Member of the Pennsylvania Senate from the 18th district
- In office 1859–1860
- Preceded by: Henry Souther
- Succeeded by: Alexander Kelly McClure

Member of the Pennsylvania Senate from the 11th district
- In office 1857–1858
- Preceded by: David Mellinger
- Succeeded by: Glenni William Scofield

District Attorney of Franklin County
- In office 1846–1849

Personal details
- Born: September 5, 1819 Mercersburg, Pennsylvania
- Died: August 6, 1886 (aged 66) Chambersburg, Pennsylvania
- Party: Democratic
- Education: Franklin and Marshall College
- Occupation: Lawyer

= George W. Brewer =

American politician (1819–1886)

George W. Brewer (September 5, 1819 – August 6, 1886) was an American politician from Pennsylvania who served as a Democratic State Senator from 1858 to 1860.

==Biography==
George W. Brewer was born on September 5, 1819, in Mercersburg, Pennsylvania, to Jacob and Mary Brewer née Angle.

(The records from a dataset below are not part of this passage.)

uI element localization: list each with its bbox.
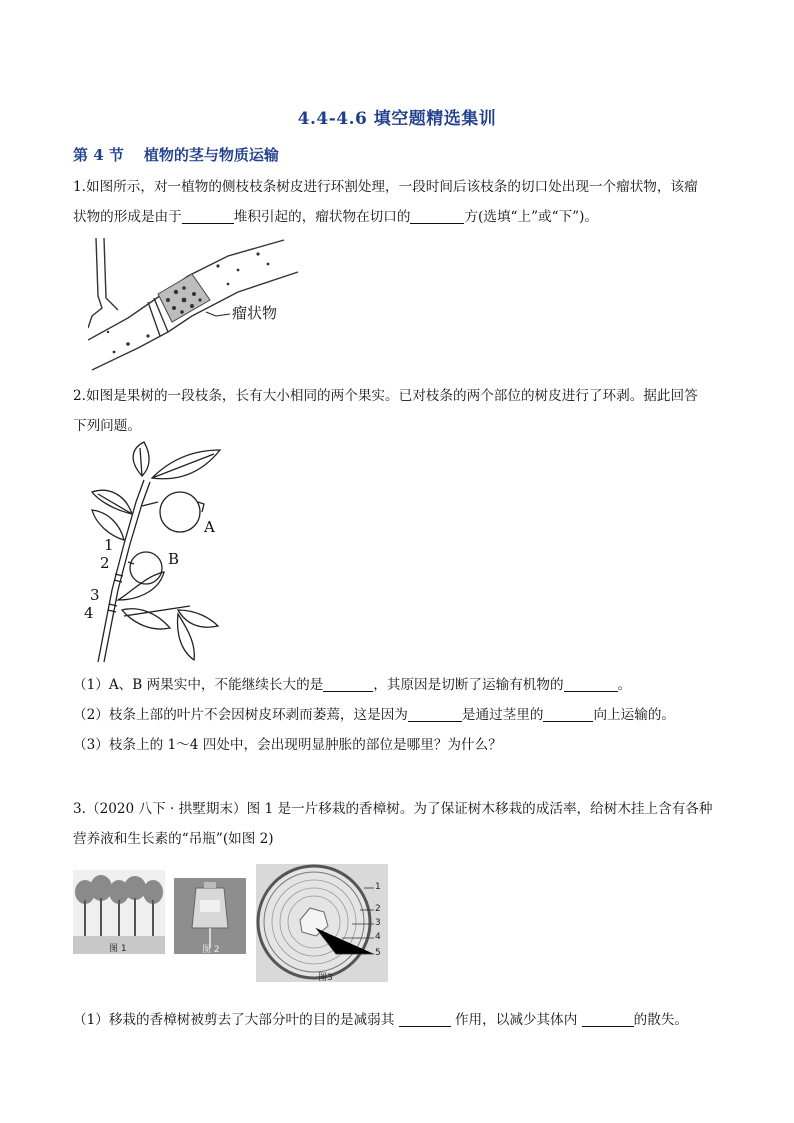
q2-sub2-text-a: （2）枝条上部的叶片不会因树皮环剥而萎蔫，这是因为 xyxy=(73,707,408,723)
q2-sub1-text-a: （1）A、B 两果实中，不能继续长大的是 xyxy=(73,677,324,693)
figure-3-stem-cross-section xyxy=(256,864,388,982)
fruit-b-label: B xyxy=(168,550,180,568)
answer-blank[interactable] xyxy=(543,707,593,722)
q1-text-c: 方(选填“上”或“下”)。 xyxy=(464,209,599,225)
q3-line-1: 3.（2020 八下 · 拱墅期末）图 1 是一片移栽的香樟树。为了保证树木移栽的成活率，给树木挂上含有各种 xyxy=(73,801,713,817)
q2-sub-3: （3）枝条上的 1～4 四处中，会出现明显肿胀的部位是哪里？为什么？ xyxy=(73,737,502,753)
q2-subquestions xyxy=(73,670,723,760)
q2-line-1: 2.如图是果树的一段枝条，长有大小相同的两个果实。已对枝条的两个部位的树皮进行了环剥。据此回答 xyxy=(73,388,698,404)
question-2-text xyxy=(73,381,723,441)
section-heading xyxy=(73,144,279,165)
fruit-a-label: A xyxy=(204,518,215,536)
point-2-label: 2 xyxy=(100,554,110,572)
q1-line-2 xyxy=(73,202,723,232)
q1-line-1: 1.如图所示，对一植物的侧枝枝条树皮进行环割处理，一段时间后该枝条的切口处出现一个瘤状物，该瘤 xyxy=(73,179,698,195)
q2-sub1-text-b: ，其原因是切断了运输有机物的 xyxy=(373,677,564,693)
point-3-label: 3 xyxy=(90,586,100,604)
answer-blank[interactable] xyxy=(399,1012,451,1027)
document-title: 4.4-4.6 填空题精选集训 xyxy=(297,109,497,129)
q2-line-2: 下列问题。 xyxy=(73,418,141,434)
figure-3-caption: 图3 xyxy=(318,973,333,982)
question-1-text xyxy=(73,172,723,232)
figure-3-label-5: 5 xyxy=(375,948,381,958)
answer-blank[interactable] xyxy=(182,209,234,224)
figure-2-drip-bag-photo xyxy=(174,878,246,954)
figure-3-label-3: 3 xyxy=(375,918,381,928)
q3-sub1-text-c: 的散失。 xyxy=(633,1012,689,1028)
answer-blank[interactable] xyxy=(410,209,464,224)
q2-fruit-branch-figure xyxy=(78,440,228,664)
q1-girdled-branch-figure xyxy=(88,236,308,372)
question-3-text xyxy=(73,794,723,854)
point-4-label: 4 xyxy=(84,604,94,622)
figure-3-label-4: 4 xyxy=(375,932,381,942)
point-1-label: 1 xyxy=(104,536,114,554)
section-number: 第 4 节 xyxy=(73,146,124,164)
tumor-label: 瘤状物 xyxy=(232,304,278,322)
q3-line-2: 营养液和生长素的“吊瓶”(如图 2) xyxy=(73,831,274,847)
q1-text-b: 堆积引起的，瘤状物在切口的 xyxy=(233,209,411,225)
figure-1-caption: 图 1 xyxy=(109,944,127,954)
figure-3-label-1: 1 xyxy=(375,882,381,892)
q2-sub2-text-b: 是通过茎里的 xyxy=(461,707,544,723)
answer-blank[interactable] xyxy=(408,707,462,722)
q3-subquestions xyxy=(73,1005,733,1035)
q1-text-a: 状物的形成是由于 xyxy=(73,209,182,225)
figure-2-caption: 图 2 xyxy=(202,945,220,954)
answer-blank[interactable] xyxy=(564,677,618,692)
q3-sub-1 xyxy=(73,1005,733,1035)
answer-blank[interactable] xyxy=(582,1012,634,1027)
q3-sub1-text-b: 作用，以减少其体内 xyxy=(454,1012,578,1028)
section-name: 植物的茎与物质运输 xyxy=(143,146,279,164)
q2-sub-2 xyxy=(73,700,723,730)
q2-sub1-text-c: 。 xyxy=(617,677,632,693)
figure-1-trees-photo xyxy=(73,870,165,954)
q3-sub1-text-a: （1）移栽的香樟树被剪去了大部分叶的目的是减弱其 xyxy=(73,1012,395,1028)
q2-sub2-text-c: 向上运输的。 xyxy=(593,707,676,723)
figure-3-label-2: 2 xyxy=(375,904,381,914)
answer-blank[interactable] xyxy=(323,677,373,692)
cross-section-drawing xyxy=(256,864,388,982)
fruit-branch-drawing xyxy=(78,440,228,664)
q2-sub-1 xyxy=(73,670,723,700)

He graduated from Franklin and Marshall College in 1842, and earned a law degree in 1845 and started reading law before becoming a lawyer in Chambersburg until 1871.

In 1846 he was elected the District Attorney of Franklin County as a Democrat, serving for a single term until 1848. In 1856 he was elected to the Pennsylvania State Senate for the 11th district, before being redistricted to the 18th district. Following the burning of Chambersburg by Jubal Early Brewer petitioned the Pennsylvania Grand Masonic lodge for aid rebuilding the city.

==Personal life==
He married Mary Louisa Gehr in 1860 and had a daughter Harriett Cameron Brewer Stoner. Brewer was a Knights Templar of the George Washington Blue Lodge No. 56 of the Freemasons.